彼女たちは優勝しました。それで実力を手に入れた。人気を手に入れた。名前を残した。しかし優勝者なんてたくさん存在していて、誰もその者たちを覚えていない。このままじゃAqoursだってすぐに忘れ去られることでしょう。

決して手の届かない輝き。Aqoursがμ'sに追いつくことは出来ない。μ'sは何も無い真っ白で純粋な道を走りました。高海千歌はμ'sが凄い理由をそう語っていた。しかし、それが出来るのは先駆者だけです。既に誰が通った道を、誰かが作り上げた道を走る以上、先駆者になることは出来ません。当たり前です。その輝きはもう手に入らない。

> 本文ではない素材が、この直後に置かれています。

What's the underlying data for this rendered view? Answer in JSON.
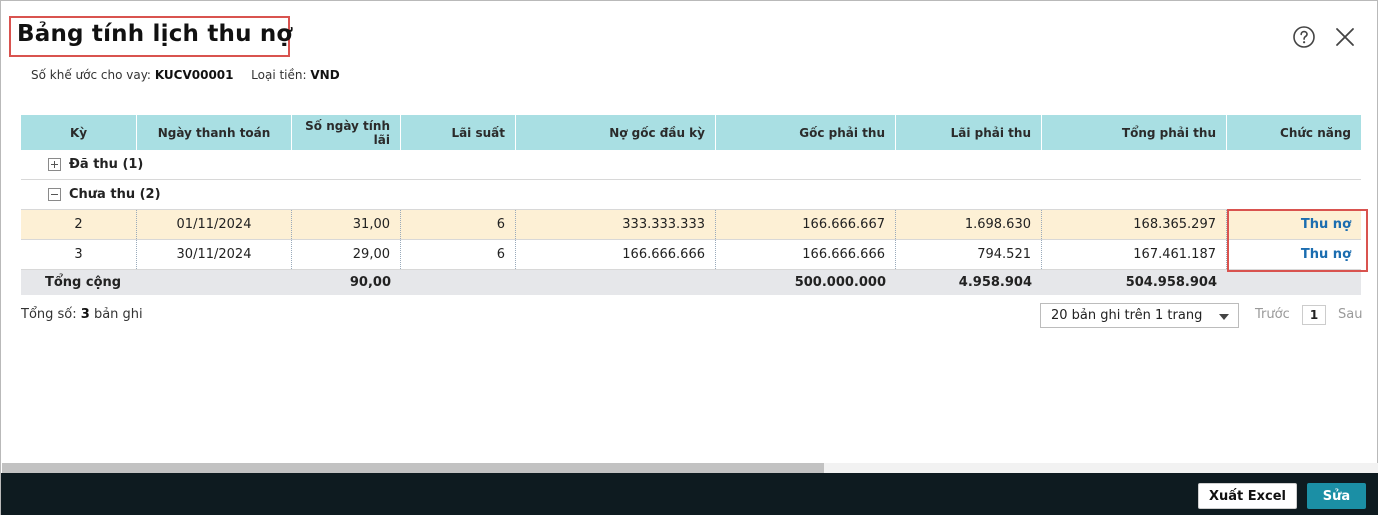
{
  "dialog": {
    "title": "Bảng tính lịch thu nợ",
    "contract_label": "Số khế ước cho vay:",
    "contract_value": "KUCV00001",
    "currency_label": "Loại tiền:",
    "currency_value": "VND"
  },
  "icons": {
    "help": "question-circle-icon",
    "close": "close-x-icon"
  },
  "table": {
    "headers": [
      "Kỳ",
      "Ngày thanh toán",
      "Số ngày tính lãi",
      "Lãi suất",
      "Nợ gốc đầu kỳ",
      "Gốc phải thu",
      "Lãi phải thu",
      "Tổng phải thu",
      "Chức năng"
    ],
    "groups": [
      {
        "label": "Đã thu (1)",
        "expanded": false
      },
      {
        "label": "Chưa thu (2)",
        "expanded": true
      }
    ],
    "rows": [
      {
        "ky": "2",
        "ngay": "01/11/2024",
        "so_ngay": "31,00",
        "lai_suat": "6",
        "no_goc": "333.333.333",
        "goc_phai_thu": "166.666.667",
        "lai_phai_thu": "1.698.630",
        "tong_phai_thu": "168.365.297",
        "action": "Thu nợ"
      },
      {
        "ky": "3",
        "ngay": "30/11/2024",
        "so_ngay": "29,00",
        "lai_suat": "6",
        "no_goc": "166.666.666",
        "goc_phai_thu": "166.666.666",
        "lai_phai_thu": "794.521",
        "tong_phai_thu": "167.461.187",
        "action": "Thu nợ"
      }
    ],
    "total": {
      "label": "Tổng cộng",
      "so_ngay": "90,00",
      "goc_phai_thu": "500.000.000",
      "lai_phai_thu": "4.958.904",
      "tong_phai_thu": "504.958.904"
    }
  },
  "pagination": {
    "count_label": "Tổng số:",
    "count_value": "3",
    "count_suffix": "bản ghi",
    "page_size": "20 bản ghi trên 1 trang",
    "prev": "Trước",
    "page": "1",
    "next": "Sau"
  },
  "footer": {
    "export_label": "Xuất Excel",
    "edit_label": "Sửa",
    "edit_color": "#1b8fa5"
  }
}
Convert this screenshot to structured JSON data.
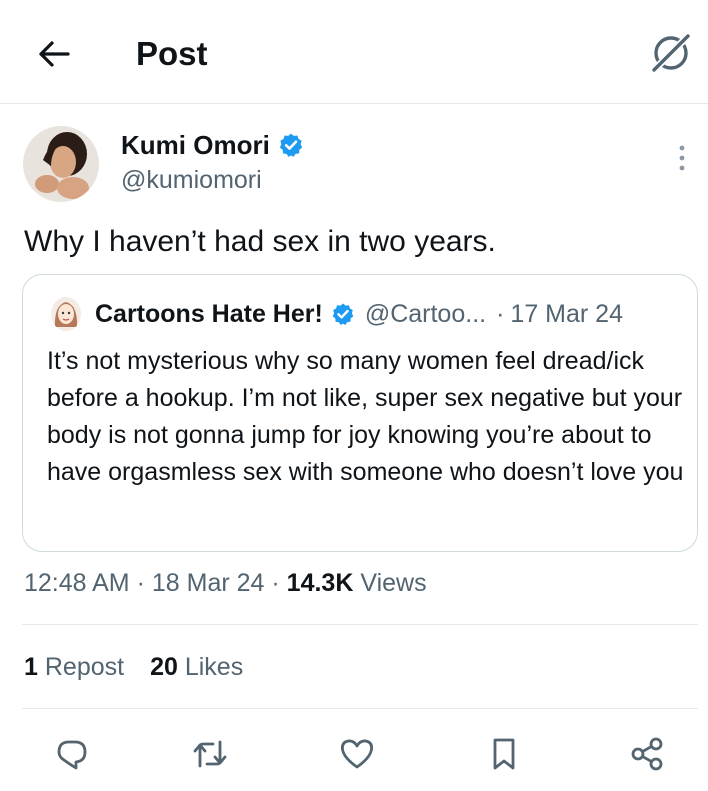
{
  "header": {
    "title": "Post",
    "back_icon": "arrow-left-icon",
    "grok_icon": "grok-icon"
  },
  "post": {
    "author_name": "Kumi Omori",
    "author_handle": "@kumiomori",
    "verified": true,
    "text": "Why I haven’t had sex in two years.",
    "quoted": {
      "author_name": "Cartoons Hate Her!",
      "author_handle": "@Cartoo...",
      "separator": "·",
      "date": "17 Mar 24",
      "verified": true,
      "text": "It’s not mysterious why so many women feel dread/ick before a hookup. I’m not like, super sex negative but your body is not gonna jump for joy knowing you’re about to have orgasmless sex with someone who doesn’t love you"
    },
    "meta": {
      "time": "12:48 AM",
      "sep1": "·",
      "date": "18 Mar 24",
      "sep2": "·",
      "views_count": "14.3K",
      "views_label": "Views"
    },
    "stats": {
      "reposts_count": "1",
      "reposts_label": "Repost",
      "likes_count": "20",
      "likes_label": "Likes"
    }
  },
  "actions": [
    "reply-icon",
    "repost-icon",
    "like-icon",
    "bookmark-icon",
    "share-icon"
  ],
  "colors": {
    "text": "#0f1419",
    "secondary": "#536471",
    "verified": "#1d9bf0",
    "divider": "#e6e8ea"
  }
}
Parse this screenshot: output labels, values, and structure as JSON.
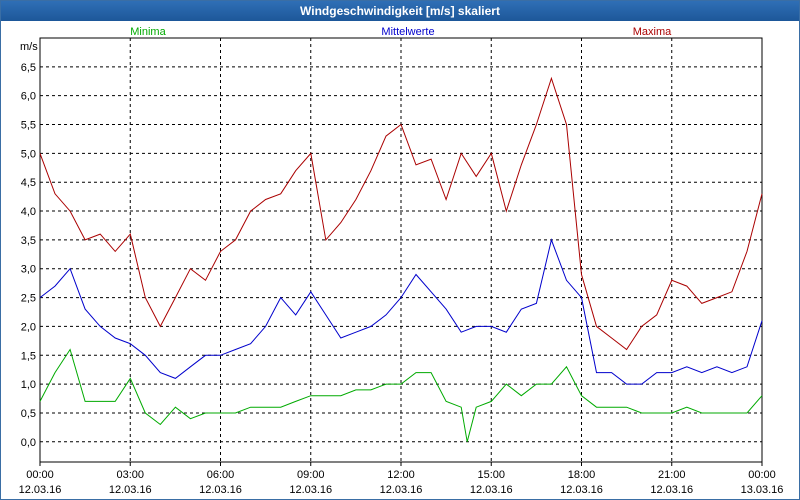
{
  "window": {
    "title": "Windgeschwindigkeit [m/s] skaliert"
  },
  "chart_data": {
    "type": "line",
    "ylabel": "m/s",
    "ylim": [
      -0.35,
      7.0
    ],
    "yticks": [
      "0,0",
      "0,5",
      "1,0",
      "1,5",
      "2,0",
      "2,5",
      "3,0",
      "3,5",
      "4,0",
      "4,5",
      "5,0",
      "5,5",
      "6,0",
      "6,5"
    ],
    "xlim": [
      0,
      24
    ],
    "xticks": [
      {
        "time": "00:00",
        "date": "12.03.16"
      },
      {
        "time": "03:00",
        "date": "12.03.16"
      },
      {
        "time": "06:00",
        "date": "12.03.16"
      },
      {
        "time": "09:00",
        "date": "12.03.16"
      },
      {
        "time": "12:00",
        "date": "12.03.16"
      },
      {
        "time": "15:00",
        "date": "12.03.16"
      },
      {
        "time": "18:00",
        "date": "12.03.16"
      },
      {
        "time": "21:00",
        "date": "12.03.16"
      },
      {
        "time": "00:00",
        "date": "13.03.16"
      }
    ],
    "grid": true,
    "legend_position": "top",
    "series": [
      {
        "name": "Minima",
        "color": "#00aa00",
        "x": [
          0,
          0.5,
          1,
          1.5,
          2,
          2.5,
          3,
          3.5,
          4,
          4.5,
          5,
          5.5,
          6,
          6.5,
          7,
          7.5,
          8,
          8.5,
          9,
          9.5,
          10,
          10.5,
          11,
          11.5,
          12,
          12.5,
          13,
          13.5,
          14,
          14.2,
          14.5,
          15,
          15.5,
          16,
          16.5,
          17,
          17.5,
          18,
          18.5,
          19,
          19.5,
          20,
          20.5,
          21,
          21.5,
          22,
          22.5,
          23,
          23.5,
          24
        ],
        "values": [
          0.7,
          1.2,
          1.6,
          0.7,
          0.7,
          0.7,
          1.1,
          0.5,
          0.3,
          0.6,
          0.4,
          0.5,
          0.5,
          0.5,
          0.6,
          0.6,
          0.6,
          0.7,
          0.8,
          0.8,
          0.8,
          0.9,
          0.9,
          1.0,
          1.0,
          1.2,
          1.2,
          0.7,
          0.6,
          0.0,
          0.6,
          0.7,
          1.0,
          0.8,
          1.0,
          1.0,
          1.3,
          0.8,
          0.6,
          0.6,
          0.6,
          0.5,
          0.5,
          0.5,
          0.6,
          0.5,
          0.5,
          0.5,
          0.5,
          0.8
        ]
      },
      {
        "name": "Mittelwerte",
        "color": "#0000cc",
        "x": [
          0,
          0.5,
          1,
          1.5,
          2,
          2.5,
          3,
          3.5,
          4,
          4.5,
          5,
          5.5,
          6,
          6.5,
          7,
          7.5,
          8,
          8.5,
          9,
          9.5,
          10,
          10.5,
          11,
          11.5,
          12,
          12.5,
          13,
          13.5,
          14,
          14.5,
          15,
          15.5,
          16,
          16.5,
          17,
          17.5,
          18,
          18.5,
          19,
          19.5,
          20,
          20.5,
          21,
          21.5,
          22,
          22.5,
          23,
          23.5,
          24
        ],
        "values": [
          2.5,
          2.7,
          3.0,
          2.3,
          2.0,
          1.8,
          1.7,
          1.5,
          1.2,
          1.1,
          1.3,
          1.5,
          1.5,
          1.6,
          1.7,
          2.0,
          2.5,
          2.2,
          2.6,
          2.2,
          1.8,
          1.9,
          2.0,
          2.2,
          2.5,
          2.9,
          2.6,
          2.3,
          1.9,
          2.0,
          2.0,
          1.9,
          2.3,
          2.4,
          3.5,
          2.8,
          2.5,
          1.2,
          1.2,
          1.0,
          1.0,
          1.2,
          1.2,
          1.3,
          1.2,
          1.3,
          1.2,
          1.3,
          2.1
        ]
      },
      {
        "name": "Maxima",
        "color": "#aa0000",
        "x": [
          0,
          0.5,
          1,
          1.5,
          2,
          2.5,
          3,
          3.5,
          4,
          4.5,
          5,
          5.5,
          6,
          6.5,
          7,
          7.5,
          8,
          8.5,
          9,
          9.5,
          10,
          10.5,
          11,
          11.5,
          12,
          12.5,
          13,
          13.5,
          14,
          14.5,
          15,
          15.5,
          16,
          16.5,
          17,
          17.5,
          18,
          18.5,
          19,
          19.5,
          20,
          20.5,
          21,
          21.5,
          22,
          22.5,
          23,
          23.5,
          24
        ],
        "values": [
          5.0,
          4.3,
          4.0,
          3.5,
          3.6,
          3.3,
          3.6,
          2.5,
          2.0,
          2.5,
          3.0,
          2.8,
          3.3,
          3.5,
          4.0,
          4.2,
          4.3,
          4.7,
          5.0,
          3.5,
          3.8,
          4.2,
          4.7,
          5.3,
          5.5,
          4.8,
          4.9,
          4.2,
          5.0,
          4.6,
          5.0,
          4.0,
          4.8,
          5.5,
          6.3,
          5.5,
          2.9,
          2.0,
          1.8,
          1.6,
          2.0,
          2.2,
          2.8,
          2.7,
          2.4,
          2.5,
          2.6,
          3.3,
          4.3
        ]
      }
    ]
  }
}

歪んだ世界のルールに従い頂点に立ったって、問題は解決されない。世界は変わらない。もちろんそれだけでも大きな成果であることは確かです。彼女たちの目標は叶ったのだから別にそれで十分と言えば十分なんです。出来るだけのことはやったのだから。そこで満足してそのままステージから降りてもいい。それ以上を望むのは過酷だ。

でも、もしかしたら。

何かを変えてくれるかも知れない。もうすぐ辿り着くことになる虹の向こうにて、世界が変わるような出来事が起きるかも知れないと。誰にも出来なかった、あのμ’sにすら完遂出来なかったことを、Aqoursならやってくれるかもしれないと。

やっぱり、期待せずにはいられないのです。